Thursday, December 15, 2011

The Hitch in Memoriam

It is often tragedy, outrage or joy that conspire to force one to write.  Writing at it's best is a compulsion, with words pouring out in torrid waves and smashing onto the page.  Words can be weapons, far deadlier than any sword, or they can be tools of diplomacy, the well crafted essay shifting the Zeitgeist and molding it as though it were something malleable. Very few writers can be said to truly matter - to have the necessary brain and talent to shift debate.  This can be said all the more so for political writers: pamphleteers - the ill fancied bastard children of Voltaire, Thomas Paine and Orwell.  Those that can make a difference are few and far between.

Christopher Hitchens was one such writer.  For him, to write was a compulsion -an almost animal response to the world in all of it's joys, sufferings and inequities.  At his best, Hitchens seemed able to meld tragedy, outrage and joy into a singular kinetic whole - a fire breathing prophet one moment, a demure coiner of witticism the next.  The man could take complicated political, social or literary issues - score a cheap though frighteningly funny joke on the back of them - and make an often controversial point that forced one to come to recalibrate ones belief system.  I certainly can't say that I agreed with him on everything, but Hitchens served as one of the architects of my intellectual foundation and I will remain indebted to him.

Hitchens liked to encourage the young, and clearly liked it better when one disagreed with him.  The man clearly lived for intellectual debate and rarely lost.  His skill at winning debates, and his ability to snatch victory from the jaws of defeat - even in those rare occasions where the facts seemed to stand against him probably earned him as many supporters as critics.  Yet there he was, always there with a strikingly original one-liner and an opinion.  Always an opinion.

I had the pleasure of meeting him twice.  The first time was a drunken flurry of conversation and ideas - the man seemingly unfazed by mega doses of Johnny Walker as we, sitting on Monona terrace in Madison, Wisconsin one cold October afternoon managed to polish off the better part of a bottle of the stuff.  The man was magnanimous with both his time and his whisky (although he did appear to drink most of the bottle with almost no debilitating effect whatsoever, while I was rapidly in my cups, so to speak).  I still remember looking at him, even then, and thinking that he looked like he was made of some kind of parchment - the cigarette smoke and whisky clinging to his skin and infusing him with the essence of the pages of a book that he lived to turn.  Despite the omni present booze and smokes, it was the love of the printed word that always was the most telling and that was perhaps his deepest addiction.  Still he was no sedentary creature confined to a library - Hitchens was someone who exuded energy and who wrung from life everything it could give him and then some.

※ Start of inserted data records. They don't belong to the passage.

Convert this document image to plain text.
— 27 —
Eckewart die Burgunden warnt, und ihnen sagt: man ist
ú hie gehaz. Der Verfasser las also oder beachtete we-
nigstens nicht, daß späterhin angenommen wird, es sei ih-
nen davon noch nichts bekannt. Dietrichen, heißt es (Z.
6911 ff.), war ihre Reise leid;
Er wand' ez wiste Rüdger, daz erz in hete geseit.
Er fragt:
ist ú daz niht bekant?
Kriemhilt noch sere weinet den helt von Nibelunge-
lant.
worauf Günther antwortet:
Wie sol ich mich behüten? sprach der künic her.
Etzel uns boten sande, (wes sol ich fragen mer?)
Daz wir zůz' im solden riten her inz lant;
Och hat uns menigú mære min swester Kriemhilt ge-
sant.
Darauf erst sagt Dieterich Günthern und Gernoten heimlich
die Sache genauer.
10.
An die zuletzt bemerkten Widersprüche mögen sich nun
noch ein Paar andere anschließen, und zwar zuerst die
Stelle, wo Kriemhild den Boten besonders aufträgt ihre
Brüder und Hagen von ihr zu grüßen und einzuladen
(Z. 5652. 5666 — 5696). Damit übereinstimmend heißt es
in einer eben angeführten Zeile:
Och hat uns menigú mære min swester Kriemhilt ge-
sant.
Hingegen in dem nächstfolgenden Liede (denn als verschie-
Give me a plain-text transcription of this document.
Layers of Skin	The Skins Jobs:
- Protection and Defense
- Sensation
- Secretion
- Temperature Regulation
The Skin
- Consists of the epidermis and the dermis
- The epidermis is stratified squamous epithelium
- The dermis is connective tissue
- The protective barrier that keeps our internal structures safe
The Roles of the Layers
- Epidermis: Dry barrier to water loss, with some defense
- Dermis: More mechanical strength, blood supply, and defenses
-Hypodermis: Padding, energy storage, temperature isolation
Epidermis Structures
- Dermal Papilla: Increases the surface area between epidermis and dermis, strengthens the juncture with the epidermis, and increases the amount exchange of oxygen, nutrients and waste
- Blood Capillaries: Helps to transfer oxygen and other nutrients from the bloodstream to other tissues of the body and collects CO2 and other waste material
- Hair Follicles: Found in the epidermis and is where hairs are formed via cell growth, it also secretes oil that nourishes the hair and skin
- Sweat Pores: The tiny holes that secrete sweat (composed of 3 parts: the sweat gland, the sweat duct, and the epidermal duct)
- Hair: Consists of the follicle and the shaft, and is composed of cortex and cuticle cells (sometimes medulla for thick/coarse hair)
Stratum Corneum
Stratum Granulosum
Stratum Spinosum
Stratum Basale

I met him again a couple of years later on a rainy night in Portland, he saw me in a crowd, astoundingly remembered me, served a refutation to the one point I felt I had bested him at years earlier and remarked how the dreary Portland rain overjoyed him because it reminded him of his boyhood in Portsmouth.  Stubborn to the end, but stubborn with purpose.  From all accounts, the man was not always lovely to deal with, and he proved unwilling to admit to any error of judgement when it came to Iraq. I will one-day have to write a longer essay about Hitchens' uneasy relationship with the Left, his flirtations with neo-conservatism and the rest.  Despite this, even where I disagreed with Hitchens, I tended to respect his rationale for believing what he believed.

While his death seemed eminent for some time - very few people walk away from Stage IV Esophageal cancer (a malady which even if detected in it's early stages is often considered a death sentence) - Hitchens' death still feels like a shock.   This may be because, for so long, he seemed to cheat the odds with his apetites for self destruction.  Despite his diagnosis, part of me seemed to hold on to the belief that he would somehow cheat the odds and live to be 100 - if anything as an act of spite designed to give the incredulous a bloody nose.  Sadly it was not to be.  Wherever you are when you read this, raise a drink to Christopher Hitchens.  The world will be a drearier, sadder and most importantly, a less interesting place as a result of his passing.